Introduction: Changing data challenges and accelerating needs
Understanding species ranges and developing approaches to reliably monitor distributions are essential needs of any conservation target (Hughes et al., 2021a). This is especially important in the context of the Post-2020 Global Biodiversity Framework (GBF) and the accompanying Monitoring Framework, which aims to provide the metrics to measure progress towards new targets. In recent years, biological data availability has transformed, and we have moved from being data-poor to data-rich. There are now 2.3 billion records on GBIF, over 1.3 billion in eBird, and over 130 million on iNaturalist, with citizen science data increasingly outweighing prior museum specimen data for many taxa. Point-based data enable sophisticated modelling, and analysis of traits and changes over time in ways unimaginable previously (GBIF Secretariat 2021). Yet greater access to data can mean that basic ecological principles are forgotten, and analysis becomes merely a statistical exercise. Combined with the incentivisation to publish high impact (Eyre-Walker 2013) and global papers (Wyborn & Evans 2022), there is a temptation to focus on headline titles, regardless of data extent, pervasive biases, or the specific methods required to account for these issues (Hughes et al., 2021b). Thereafter, once such resources are published, the path of least resistance is to reuse them rather than reinventing the wheel (unfortunately, this often happens even if the wheel is lopsided). More problematic, the existence of studies claiming to do something reduces the novelty of any subsequent studies improving prospects, greatly reducing the potential for high-impact publication and thereby also reducing incentives to make such improvements in the first place. Furthermore, big “headlines” will be requoted and taken as accurate, and commentaries and responses are hard to publish and are unlikely to receive such attention; meaning that like anything on the internet today once an inaccurate analysis is published, the headline may be taken as dogma, and if they are inaccurate the consequences of those inaccuracies are inevitably propagated.

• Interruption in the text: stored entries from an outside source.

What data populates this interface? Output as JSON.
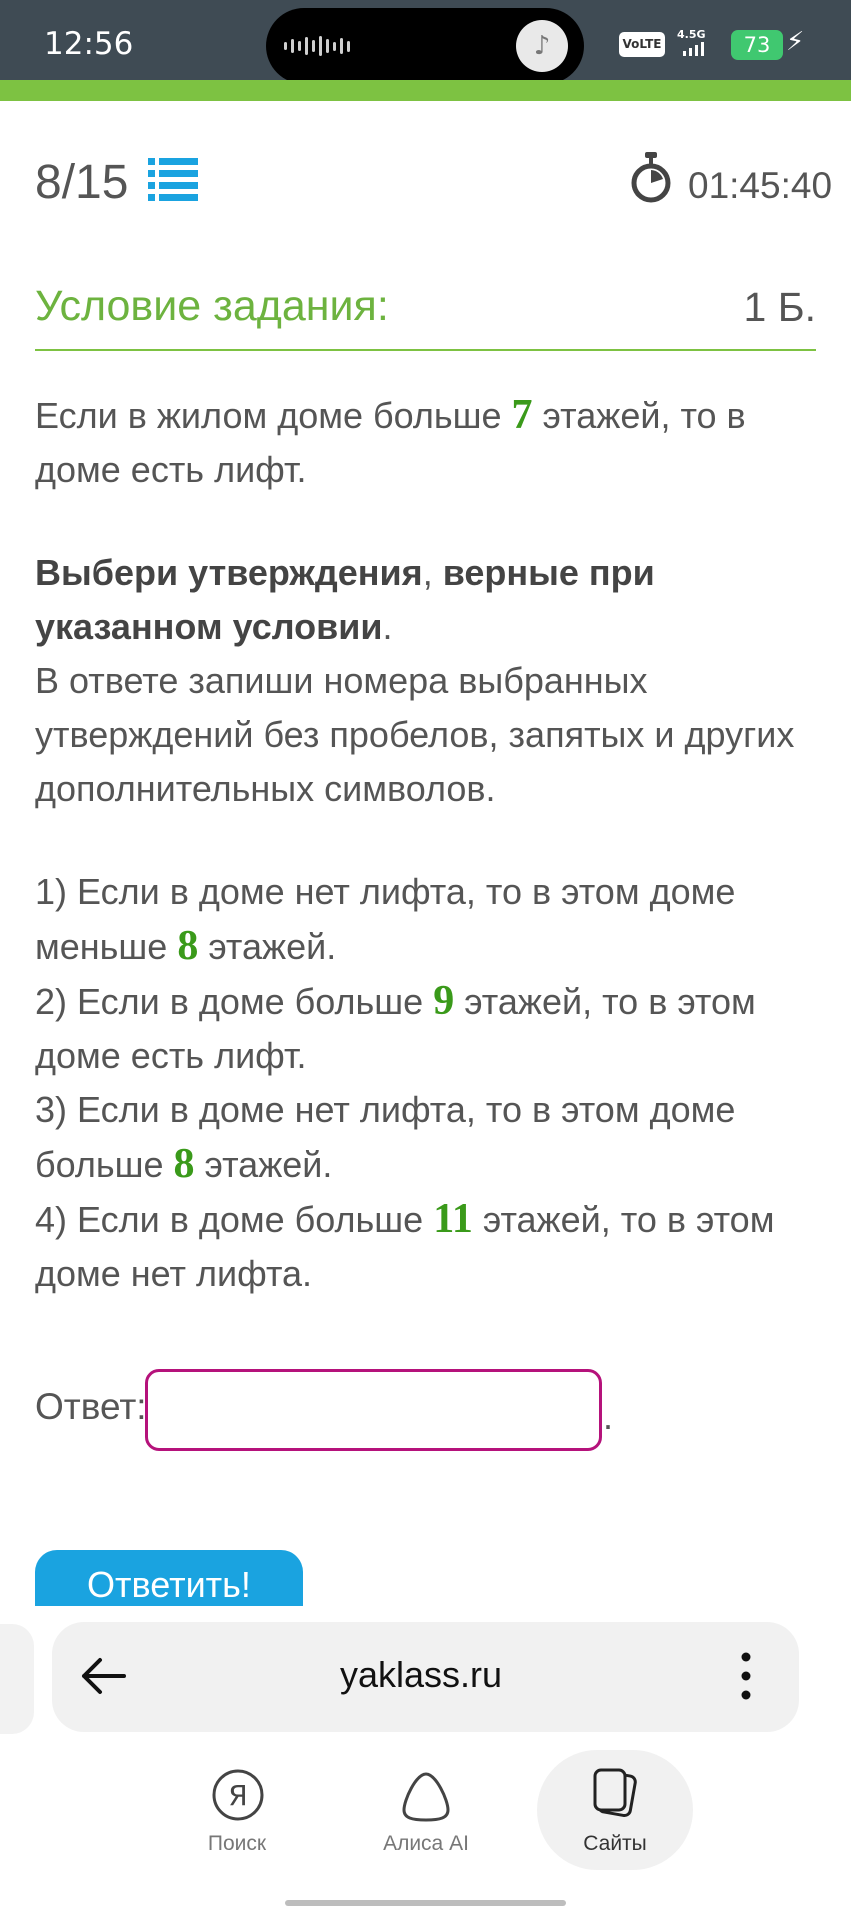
{
  "status_bar": {
    "time": "12:56",
    "volte": "VoLTE",
    "network": "4.5G",
    "battery": "73"
  },
  "task": {
    "counter": "8/15",
    "timer": "01:45:40",
    "condition_title": "Условие задания:",
    "points": "1 Б."
  },
  "problem": {
    "intro_part1": "Если в жилом доме больше ",
    "intro_num": "7",
    "intro_part2": " этажей, то в доме есть лифт.",
    "instruction_bold1": "Выбери утверждения",
    "instruction_comma": ", ",
    "instruction_bold2": "верные при указанном условии",
    "instruction_dot": ".",
    "instruction_rest": "В ответе запиши номера выбранных утверждений без пробелов, запятых и других дополнительных символов.",
    "statements": [
      {
        "before": "1) Если в доме нет лифта, то в этом доме меньше ",
        "num": "8",
        "after": " этажей."
      },
      {
        "before": "2) Если в доме больше ",
        "num": "9",
        "after": " этажей, то в этом доме есть лифт."
      },
      {
        "before": "3) Если в доме нет лифта, то в этом доме больше ",
        "num": "8",
        "after": " этажей."
      },
      {
        "before": "4) Если в доме больше ",
        "num": "11",
        "after": " этажей, то в этом доме нет лифта."
      }
    ]
  },
  "answer": {
    "label": "Ответ:",
    "value": "",
    "dot": "."
  },
  "submit_label": "Ответить!",
  "browser": {
    "url": "yaklass.ru",
    "tabs": [
      {
        "label": "Поиск",
        "icon": "yandex-search-icon"
      },
      {
        "label": "Алиса AI",
        "icon": "alice-icon"
      },
      {
        "label": "Сайты",
        "icon": "sites-icon"
      }
    ]
  },
  "colors": {
    "accent_green": "#7dc242",
    "title_green": "#6db33f",
    "number_green": "#3a9a1a",
    "input_border": "#b5127b",
    "button_blue": "#1aa3e0",
    "status_bar": "#3f4b54"
  }
}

Complicating matters, the discrepancy between data-rich and data-poor regions generally mirrors that of GDP, and consequently the areas with the richest biodiversity may also have the poorest coverage in terms of biodiversity data (Giam et al., 2012; Stork 2018; Hughes et al., 2021b). This means that “global studies” disproportionately represent patterns in higher income economies. Reconciling these biases requires both understanding and then working to overcome sampling related issues. Such analyses are crucial across taxa, regions, and scales, forming the foundation of effective National Strategic Biodiversity Action Plans (NBSAPs) (Whitehorn et al., 2019, Schmidt-Traub, 2021).
Understanding data challenges and limits, and how and which methods can be applied, is critical. This is because every form of analysis makes its own assumptions, and every dataset has its own biases and inconsistencies. Depending on what data are available, modelling species-level data may only be locally possible for many taxa, and using data beyond sensible bounds can misdirect priorities and misinform management plans. Without an understanding of how data were generated or their biases and shortcomings, the likelihood of misuse increases. Thus, with this ever-growing wealth of data, it is critical to understand how to use it effectively, and what processes to follow to ensure that outcomes can meaningfully guide future conservation targets.
Here, we explore different methods commonly applied to biodiversity data, the assumptions they make, and the impact of applying them to data that do not meet those assumptions. We then discuss approaches and frameworks representing best practices in biodiversity data analysis, and provide a stepwise framework which can be used to ensure biodiversity data are used within their limits and that the assumptions of each step are clearly understood.